今、地元の新聞紙上で、子供達の飲酒問題が話題になっているが、沖縄ではなにも今に始まったことではない。

夜外に出歩く家族、本土では考えられない時間帯に、子連れ、場合によっては赤ちゃん連れの家族が出歩いてますよ。当たり前のように。

飲酒問題というのはこういう生活習慣のなかのひとつの、悪習というだけで基本は貧困問題だと私は思っている。

これといった産業がなく、農業で食べていくこともできず、外食産業、観光をしのぎにしている。泡盛を観光の目玉にしてブランドイメージをつけ、高値で売る。安いのは県内で消費してもらいましょう。居酒屋、最近経営があぶないから、高校生だと思っても目をつぶりましょう。女性?就職先ないよ。夜の仕事か、場合によっては体を売ったり、そんな人たちが私の昼間の外来にけっこうきてますよ。たいてい、アル中だ。抗うつ薬、抗不安薬で「医原性薬チュウ」になっている人たちもわんさかいる。こういう人たちの子供はどうなるか、そりゃ、勝ち組負け組の論理で「はい上がってこい」「はい」「とりあえず、はいあがりました」みたいな少年少女もいるが、たいていは親と同じ道をたどるわけです。
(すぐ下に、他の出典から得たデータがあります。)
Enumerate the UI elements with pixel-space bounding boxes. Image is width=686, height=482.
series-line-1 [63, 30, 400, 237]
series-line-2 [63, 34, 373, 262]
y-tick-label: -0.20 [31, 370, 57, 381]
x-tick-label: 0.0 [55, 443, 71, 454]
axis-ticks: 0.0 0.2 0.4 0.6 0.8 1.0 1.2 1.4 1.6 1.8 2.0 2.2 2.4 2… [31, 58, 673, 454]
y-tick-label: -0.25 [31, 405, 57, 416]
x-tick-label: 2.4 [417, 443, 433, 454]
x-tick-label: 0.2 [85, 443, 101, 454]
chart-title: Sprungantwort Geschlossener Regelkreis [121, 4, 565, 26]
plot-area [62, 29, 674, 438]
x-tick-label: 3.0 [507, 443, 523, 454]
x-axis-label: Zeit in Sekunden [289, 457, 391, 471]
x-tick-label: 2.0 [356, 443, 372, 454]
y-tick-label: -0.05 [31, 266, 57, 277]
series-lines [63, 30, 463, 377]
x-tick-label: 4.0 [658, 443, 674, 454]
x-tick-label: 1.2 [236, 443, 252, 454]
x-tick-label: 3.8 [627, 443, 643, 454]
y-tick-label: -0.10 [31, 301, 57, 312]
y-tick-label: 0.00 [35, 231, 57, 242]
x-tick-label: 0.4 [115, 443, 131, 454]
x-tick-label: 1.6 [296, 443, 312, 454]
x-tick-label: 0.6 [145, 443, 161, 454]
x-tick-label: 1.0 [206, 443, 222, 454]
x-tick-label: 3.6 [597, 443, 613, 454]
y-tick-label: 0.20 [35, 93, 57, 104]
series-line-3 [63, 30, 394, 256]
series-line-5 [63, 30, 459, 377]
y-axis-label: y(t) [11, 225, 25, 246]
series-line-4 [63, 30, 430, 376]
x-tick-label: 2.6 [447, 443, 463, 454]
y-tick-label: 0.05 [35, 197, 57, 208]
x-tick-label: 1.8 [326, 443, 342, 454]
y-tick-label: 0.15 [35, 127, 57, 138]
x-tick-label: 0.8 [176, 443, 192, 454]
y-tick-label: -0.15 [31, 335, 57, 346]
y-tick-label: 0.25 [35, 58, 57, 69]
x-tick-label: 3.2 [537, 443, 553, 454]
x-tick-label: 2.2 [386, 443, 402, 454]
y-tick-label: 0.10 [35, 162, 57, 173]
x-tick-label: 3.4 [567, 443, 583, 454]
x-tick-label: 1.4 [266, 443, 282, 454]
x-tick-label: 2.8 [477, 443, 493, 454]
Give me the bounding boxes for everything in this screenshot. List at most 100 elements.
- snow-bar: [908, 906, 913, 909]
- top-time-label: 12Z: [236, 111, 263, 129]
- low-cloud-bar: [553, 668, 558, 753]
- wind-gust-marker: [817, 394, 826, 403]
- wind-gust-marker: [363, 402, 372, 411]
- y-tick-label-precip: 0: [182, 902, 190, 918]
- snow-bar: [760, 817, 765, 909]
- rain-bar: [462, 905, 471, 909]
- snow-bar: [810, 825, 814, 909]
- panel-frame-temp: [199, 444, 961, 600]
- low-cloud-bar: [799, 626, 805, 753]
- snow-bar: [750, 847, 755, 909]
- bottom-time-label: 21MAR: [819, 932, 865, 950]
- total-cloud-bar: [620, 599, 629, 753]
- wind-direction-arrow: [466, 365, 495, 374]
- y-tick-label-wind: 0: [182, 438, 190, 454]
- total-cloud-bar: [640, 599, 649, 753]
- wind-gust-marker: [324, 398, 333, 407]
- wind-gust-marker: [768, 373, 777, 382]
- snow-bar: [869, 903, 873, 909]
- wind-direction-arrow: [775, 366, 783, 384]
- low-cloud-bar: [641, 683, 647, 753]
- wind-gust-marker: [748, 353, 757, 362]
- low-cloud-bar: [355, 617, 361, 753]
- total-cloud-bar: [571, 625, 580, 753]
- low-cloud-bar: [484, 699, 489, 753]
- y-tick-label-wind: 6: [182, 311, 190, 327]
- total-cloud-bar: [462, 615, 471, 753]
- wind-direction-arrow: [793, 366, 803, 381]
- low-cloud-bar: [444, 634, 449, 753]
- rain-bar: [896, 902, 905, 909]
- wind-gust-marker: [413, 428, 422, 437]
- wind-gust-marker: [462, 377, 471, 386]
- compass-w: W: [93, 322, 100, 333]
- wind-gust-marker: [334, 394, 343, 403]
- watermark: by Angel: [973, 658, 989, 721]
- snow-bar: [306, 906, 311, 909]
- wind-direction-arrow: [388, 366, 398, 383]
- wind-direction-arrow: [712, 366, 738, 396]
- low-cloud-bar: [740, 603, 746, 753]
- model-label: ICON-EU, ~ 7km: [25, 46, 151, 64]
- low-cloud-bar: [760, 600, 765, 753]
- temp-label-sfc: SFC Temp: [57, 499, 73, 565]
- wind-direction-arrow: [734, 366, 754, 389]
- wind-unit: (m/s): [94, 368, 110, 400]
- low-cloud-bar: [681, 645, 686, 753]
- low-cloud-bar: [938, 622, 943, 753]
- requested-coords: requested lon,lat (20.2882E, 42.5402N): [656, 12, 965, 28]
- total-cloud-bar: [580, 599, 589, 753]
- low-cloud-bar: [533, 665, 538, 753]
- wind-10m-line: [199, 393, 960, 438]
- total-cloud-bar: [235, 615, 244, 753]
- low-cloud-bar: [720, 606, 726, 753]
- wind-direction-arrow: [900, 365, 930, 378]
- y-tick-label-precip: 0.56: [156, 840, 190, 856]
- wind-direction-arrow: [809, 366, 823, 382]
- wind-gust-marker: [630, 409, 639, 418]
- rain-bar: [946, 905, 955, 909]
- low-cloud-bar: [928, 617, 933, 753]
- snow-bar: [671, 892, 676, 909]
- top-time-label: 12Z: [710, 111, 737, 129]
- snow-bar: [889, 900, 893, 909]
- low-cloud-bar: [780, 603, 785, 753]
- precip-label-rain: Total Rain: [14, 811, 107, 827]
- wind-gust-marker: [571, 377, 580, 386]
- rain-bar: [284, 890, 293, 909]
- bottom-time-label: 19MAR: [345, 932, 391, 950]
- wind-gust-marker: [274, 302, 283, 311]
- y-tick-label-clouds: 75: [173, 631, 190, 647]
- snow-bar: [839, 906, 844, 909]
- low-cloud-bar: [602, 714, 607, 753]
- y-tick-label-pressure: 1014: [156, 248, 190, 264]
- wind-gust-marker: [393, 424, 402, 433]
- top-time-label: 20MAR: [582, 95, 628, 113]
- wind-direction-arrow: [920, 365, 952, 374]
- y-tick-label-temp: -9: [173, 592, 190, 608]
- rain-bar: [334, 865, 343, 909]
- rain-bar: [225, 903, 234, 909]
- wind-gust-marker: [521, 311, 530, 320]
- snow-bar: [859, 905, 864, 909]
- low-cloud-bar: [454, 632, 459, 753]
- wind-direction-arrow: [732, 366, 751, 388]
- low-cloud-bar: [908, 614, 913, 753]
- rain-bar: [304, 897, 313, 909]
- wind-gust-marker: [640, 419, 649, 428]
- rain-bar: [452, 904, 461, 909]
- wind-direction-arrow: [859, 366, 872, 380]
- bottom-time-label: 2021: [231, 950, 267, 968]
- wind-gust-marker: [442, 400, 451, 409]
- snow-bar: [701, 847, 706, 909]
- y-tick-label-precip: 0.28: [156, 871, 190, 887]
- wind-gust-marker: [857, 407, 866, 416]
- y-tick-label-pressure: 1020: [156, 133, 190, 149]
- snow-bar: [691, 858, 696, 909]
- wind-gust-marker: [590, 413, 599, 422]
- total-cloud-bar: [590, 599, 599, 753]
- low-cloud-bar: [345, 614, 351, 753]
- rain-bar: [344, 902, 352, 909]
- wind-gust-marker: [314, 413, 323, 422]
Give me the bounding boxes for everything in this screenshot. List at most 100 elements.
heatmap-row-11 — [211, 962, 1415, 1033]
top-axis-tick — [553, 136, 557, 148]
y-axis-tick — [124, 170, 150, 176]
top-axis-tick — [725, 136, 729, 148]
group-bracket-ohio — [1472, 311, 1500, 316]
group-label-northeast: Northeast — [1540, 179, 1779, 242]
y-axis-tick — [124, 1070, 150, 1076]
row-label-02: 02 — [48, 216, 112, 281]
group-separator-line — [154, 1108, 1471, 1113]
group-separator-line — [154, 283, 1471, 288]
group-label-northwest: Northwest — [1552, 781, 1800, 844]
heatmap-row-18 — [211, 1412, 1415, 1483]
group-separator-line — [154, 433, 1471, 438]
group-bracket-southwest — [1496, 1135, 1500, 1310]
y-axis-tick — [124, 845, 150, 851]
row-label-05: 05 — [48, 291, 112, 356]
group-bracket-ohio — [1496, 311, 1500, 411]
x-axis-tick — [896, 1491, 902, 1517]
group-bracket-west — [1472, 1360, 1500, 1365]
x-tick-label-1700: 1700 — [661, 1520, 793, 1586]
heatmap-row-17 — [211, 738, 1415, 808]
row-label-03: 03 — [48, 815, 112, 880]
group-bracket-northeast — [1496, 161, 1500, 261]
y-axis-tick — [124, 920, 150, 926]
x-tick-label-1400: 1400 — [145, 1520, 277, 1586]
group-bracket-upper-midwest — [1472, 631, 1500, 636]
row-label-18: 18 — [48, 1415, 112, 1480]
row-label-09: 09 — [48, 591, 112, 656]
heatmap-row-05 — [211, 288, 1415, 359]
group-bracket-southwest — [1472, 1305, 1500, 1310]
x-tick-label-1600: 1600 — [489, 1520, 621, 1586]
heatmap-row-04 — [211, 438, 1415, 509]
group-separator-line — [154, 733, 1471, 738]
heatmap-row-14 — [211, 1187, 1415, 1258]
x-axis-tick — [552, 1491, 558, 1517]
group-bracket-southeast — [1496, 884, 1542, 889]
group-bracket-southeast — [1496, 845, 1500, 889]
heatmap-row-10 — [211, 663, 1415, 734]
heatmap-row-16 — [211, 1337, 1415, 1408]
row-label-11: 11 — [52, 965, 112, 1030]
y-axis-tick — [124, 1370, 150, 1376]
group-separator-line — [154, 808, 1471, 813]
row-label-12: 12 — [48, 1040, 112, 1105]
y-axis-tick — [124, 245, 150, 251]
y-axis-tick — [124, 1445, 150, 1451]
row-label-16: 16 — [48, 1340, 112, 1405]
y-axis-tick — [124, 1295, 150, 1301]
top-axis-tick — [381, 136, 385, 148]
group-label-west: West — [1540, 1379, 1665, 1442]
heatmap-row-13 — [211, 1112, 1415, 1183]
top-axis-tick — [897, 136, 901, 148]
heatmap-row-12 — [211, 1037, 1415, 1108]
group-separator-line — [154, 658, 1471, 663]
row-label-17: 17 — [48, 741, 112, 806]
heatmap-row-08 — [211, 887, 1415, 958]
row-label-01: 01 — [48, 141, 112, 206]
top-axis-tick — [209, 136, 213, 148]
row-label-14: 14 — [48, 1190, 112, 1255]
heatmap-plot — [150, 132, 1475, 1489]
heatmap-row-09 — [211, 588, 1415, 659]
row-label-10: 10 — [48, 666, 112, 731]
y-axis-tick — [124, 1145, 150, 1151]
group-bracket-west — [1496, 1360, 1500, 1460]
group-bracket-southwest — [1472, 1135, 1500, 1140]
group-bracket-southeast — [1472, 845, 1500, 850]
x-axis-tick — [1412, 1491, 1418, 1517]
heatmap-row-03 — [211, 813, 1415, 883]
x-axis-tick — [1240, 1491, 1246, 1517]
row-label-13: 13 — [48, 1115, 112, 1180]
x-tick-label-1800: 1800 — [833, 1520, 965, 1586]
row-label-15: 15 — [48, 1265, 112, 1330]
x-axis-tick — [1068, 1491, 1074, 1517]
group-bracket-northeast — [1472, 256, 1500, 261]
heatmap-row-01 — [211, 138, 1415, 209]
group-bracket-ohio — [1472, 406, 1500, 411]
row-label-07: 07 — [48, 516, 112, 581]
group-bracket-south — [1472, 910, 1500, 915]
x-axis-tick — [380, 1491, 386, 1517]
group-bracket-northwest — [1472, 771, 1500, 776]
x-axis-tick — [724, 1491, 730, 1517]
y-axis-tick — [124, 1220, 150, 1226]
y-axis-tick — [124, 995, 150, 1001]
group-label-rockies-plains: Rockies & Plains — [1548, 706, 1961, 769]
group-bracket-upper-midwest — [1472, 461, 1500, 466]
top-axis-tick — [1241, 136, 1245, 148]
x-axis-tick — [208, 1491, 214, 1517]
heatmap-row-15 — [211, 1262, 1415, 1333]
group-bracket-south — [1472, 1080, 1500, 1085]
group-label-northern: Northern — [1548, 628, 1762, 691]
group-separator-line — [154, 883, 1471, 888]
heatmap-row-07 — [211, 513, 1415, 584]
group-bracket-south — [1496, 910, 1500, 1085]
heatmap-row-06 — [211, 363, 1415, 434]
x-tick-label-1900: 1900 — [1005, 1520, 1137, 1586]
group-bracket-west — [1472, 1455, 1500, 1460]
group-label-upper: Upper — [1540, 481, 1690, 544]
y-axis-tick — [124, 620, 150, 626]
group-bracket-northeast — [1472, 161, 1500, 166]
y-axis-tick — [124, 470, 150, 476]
これが飲酒問題に特化されているだけで、警察やPTAの介入で多少はよくなるでしょうが、経済構造が同じであればまた同じことが繰り返される。それで、話題作りとして、警察の仕事作り?リーク?として、モグラ叩きが始まる。

とりあえず、子供達をどうやって守るか、に目がいってしまうからね。しかし親もどうにかしないと、それは医者の仕事じゃないというのが精神科ってけっこう多いんです。どこまで、公的援助が獲得できるかが、その人の人生にかかわってくる。